Quarta-feira, 22 de setembro. Previsivelmente, Bruno Horta Soares ganhou a corrida ao autocarro onde seguia o líder do partido, João Cotrim Figueiredo. Não sou ganhou com deu uma, duas e três voltas de avanço. Mas o maior embalo desta quarta-feira não chegou à boleia da trotineta, mas sim da sondagem que mantém em aberto a hipótese de conseguir eleger um vereador.
— Alô?
— Boa noite, Bruno Horta Soares. Como está?
— Tudo bem.
— Teve um dia cheio.
— Agora vão ser todos assim.
— Teve sorte de não ter chovido durante a tarde, ou lá se ia a trotineta.
— É verdade, é verdade.
— O que é que achou?
— Foi muito divertido. Conseguimos passar aquela mensagem que queríamos passar, da liberdade de escolha e da importância de não termos monopólios.
— Recebeu uma notícia animadora, a sondagem que dá hipótese à IL de eleger um vereador. Isto anima?
— Não vai mudar nada neste nosso sprint final. Agora acredito que os eleitores, e há sempre muitos indecisos, podem perceber a importância que pode ter e o quão perto estamos de eleger o primeiro vereador liberal.

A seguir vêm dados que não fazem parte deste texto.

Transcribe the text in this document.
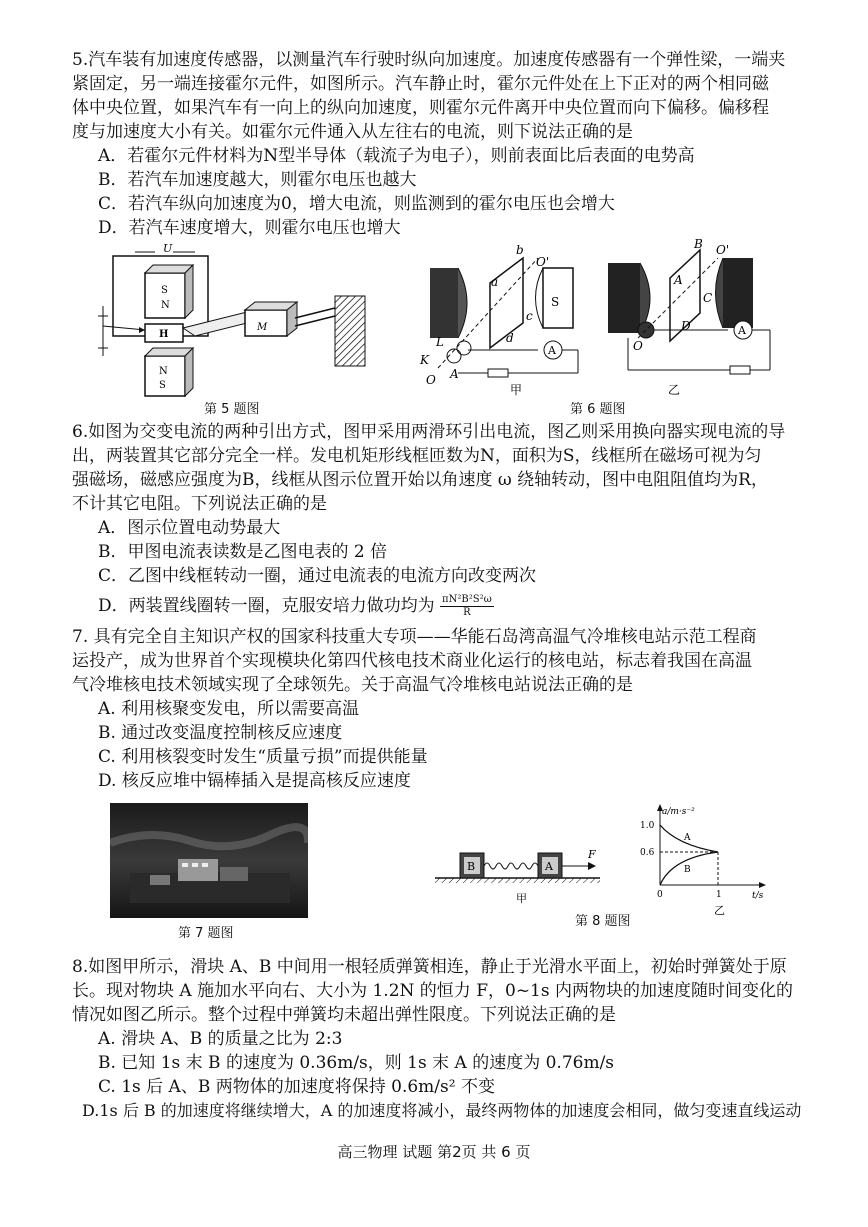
5.汽车装有加速度传感器，以测量汽车行驶时纵向加速度。加速度传感器有一个弹性梁，一端夹

紧固定，另一端连接霍尔元件，如图所示。汽车静止时，霍尔元件处在上下正对的两个相同磁

体中央位置，如果汽车有一向上的纵向加速度，则霍尔元件离开中央位置而向下偏移。偏移程

度与加速度大小有关。如霍尔元件通入从左往右的电流，则下说法正确的是

A．若霍尔元件材料为N型半导体（载流子为电子），则前表面比后表面的电势高

B．若汽车加速度越大，则霍尔电压也越大

C．若汽车纵向加速度为0，增大电流，则监测到的霍尔电压也会增大

D．若汽车速度增大，则霍尔电压也增大

U
S
N
H
N
S
M
第 5 题图
S
b
O'
a
c
L
K
O A
d
A
B O'
A
C
D
O
A
甲	乙
第 6 题图

6.如图为交变电流的两种引出方式，图甲采用两滑环引出电流，图乙则采用换向器实现电流的导

出，两装置其它部分完全一样。发电机矩形线框匝数为N，面积为S，线框所在磁场可视为匀

强磁场，磁感应强度为B，线框从图示位置开始以角速度 ω 绕轴转动，图中电阻阻值均为R，

不计其它电阻。下列说法正确的是

A．图示位置电动势最大

B．甲图电流表读数是乙图电表的 2 倍

C．乙图中线框转动一圈，通过电流表的电流方向改变两次

D．两装置线圈转一圈，克服安培力做功均为 $\frac{\text{πN²B²S²ω}}{R}$

7. 具有完全自主知识产权的国家科技重大专项——华能石岛湾高温气冷堆核电站示范工程商

运投产，成为世界首个实现模块化第四代核电技术商业化运行的核电站，标志着我国在高温

气冷堆核电技术领域实现了全球领先。关于高温气冷堆核电站说法正确的是

A. 利用核聚变发电，所以需要高温

B. 通过改变温度控制核反应速度

C. 利用核裂变时发生“质量亏损”而提供能量

D. 核反应堆中镉棒插入是提高核反应速度

第 7 题图
B	A
F
甲
第 8 题图
a/m·s⁻²
t/s
1.0
0.6
0	1
A
B
乙

8.如图甲所示，滑块 A、B 中间用一根轻质弹簧相连，静止于光滑水平面上，初始时弹簧处于原

长。现对物块 A 施加水平向右、大小为 1.2N 的恒力 F，0~1s 内两物块的加速度随时间变化的

情况如图乙所示。整个过程中弹簧均未超出弹性限度。下列说法正确的是

A. 滑块 A、B 的质量之比为 2:3

B. 已知 1s 末 B 的速度为 0.36m/s，则 1s 末 A 的速度为 0.76m/s

C. 1s 后 A、B 两物体的加速度将保持 0.6m/s² 不变

D.1s 后 B 的加速度将继续增大，A 的加速度将减小，最终两物体的加速度会相同，做匀变速直线运动

高三物理 试题 第2页 共 6 页
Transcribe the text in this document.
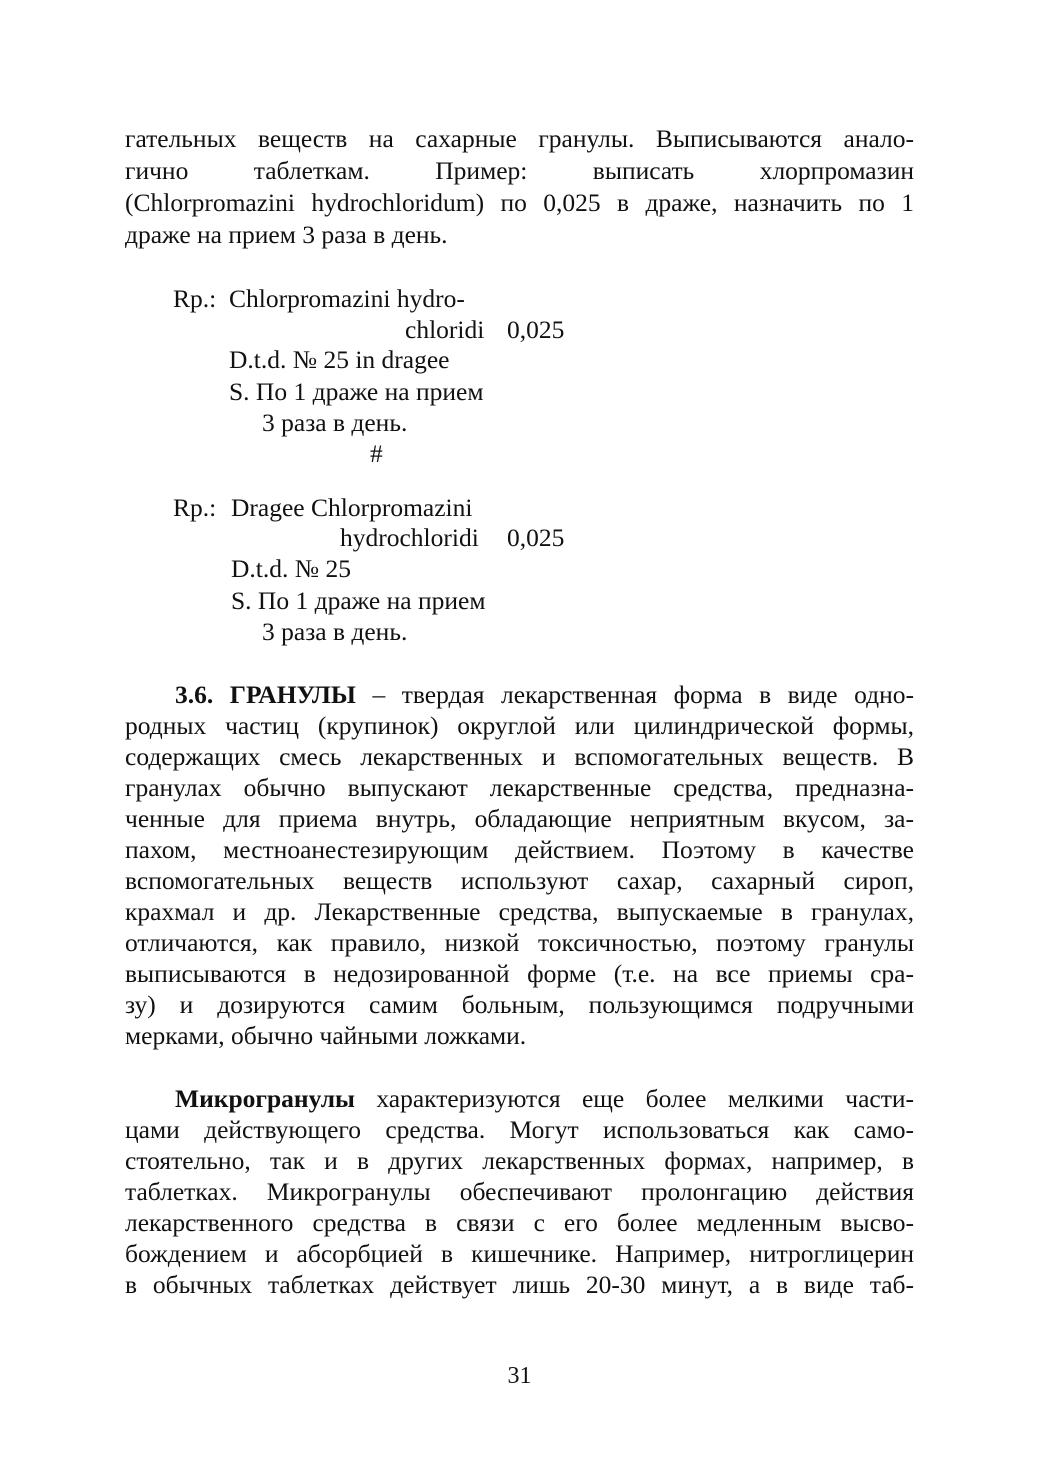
гательных веществ на сахарные гранулы. Выписываются анало-

гично таблеткам. Пример: выписать хлорпромазин

(Chlorpromazini hydrochloridum) по 0,025 в драже, назначить по 1

драже на прием 3 раза в день.

Rp.: Chlorpromazini hydro-
chloridi 0,025
D.t.d. № 25 in dragee
S. По 1 драже на прием
3 раза в день.
#
Rp.: Dragee Chlorpromazini
hydrochloridi 0,025
D.t.d. № 25
S. По 1 драже на прием
3 раза в день.

3.6. ГРАНУЛЫ – твердая лекарственная форма в виде одно-

родных частиц (крупинок) округлой или цилиндрической формы,

содержащих смесь лекарственных и вспомогательных веществ. В

гранулах обычно выпускают лекарственные средства, предназна-

ченные для приема внутрь, обладающие неприятным вкусом, за-

пахом, местноанестезирующим действием. Поэтому в качестве

вспомогательных веществ используют сахар, сахарный сироп,

крахмал и др. Лекарственные средства, выпускаемые в гранулах,

отличаются, как правило, низкой токсичностью, поэтому гранулы

выписываются в недозированной форме (т.е. на все приемы сра-

зу) и дозируются самим больным, пользующимся подручными

мерками, обычно чайными ложками.

Микрогранулы характеризуются еще более мелкими части-

цами действующего средства. Могут использоваться как само-

стоятельно, так и в других лекарственных формах, например, в

таблетках. Микрогранулы обеспечивают пролонгацию действия

лекарственного средства в связи с его более медленным высво-

бождением и абсорбцией в кишечнике. Например, нитроглицерин

в обычных таблетках действует лишь 20-30 минут, а в виде таб-

31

— Vai ser a última vez que falamos ao telefone, por isso pedia-lhe a honestidade possível: o que é que acha que correu mal nesta campanha?
— Na nossa?
— Sim, sim.
— Tem que ver com a inexperiência, temos equipas essencialmente de voluntários, está toda a gente a dar o seu melhor e a fazer pela primeira vez. Vai haver um conjunto de lições aprendidas.
— Quando fala dessa inexperiência, em que é que ela se refletiu?
— Às vezes gostamos de ter as coisas mais planeadas para gerir melhor os riscos. As coisas têm corrido muito, mas estamos a expor-nos a bastantes riscos por não estarmos a planear bem e por não termos tantos recursos para o fazer.
— Há sempre o risco de ficar aquém dos objetivos. Vai ser muito duro se isso acontecer?
— Não, não vai ser duro por este sentimento de dever cumprido. Se não for desta vez, certamente será da próxima. Só o facto de irmos a votos já permitiu que se mostrasse que a Iniciativa Liberal está a crescer como partido. Demos mais um sinal de que estamos para ficar e para crescer de forma sustentável.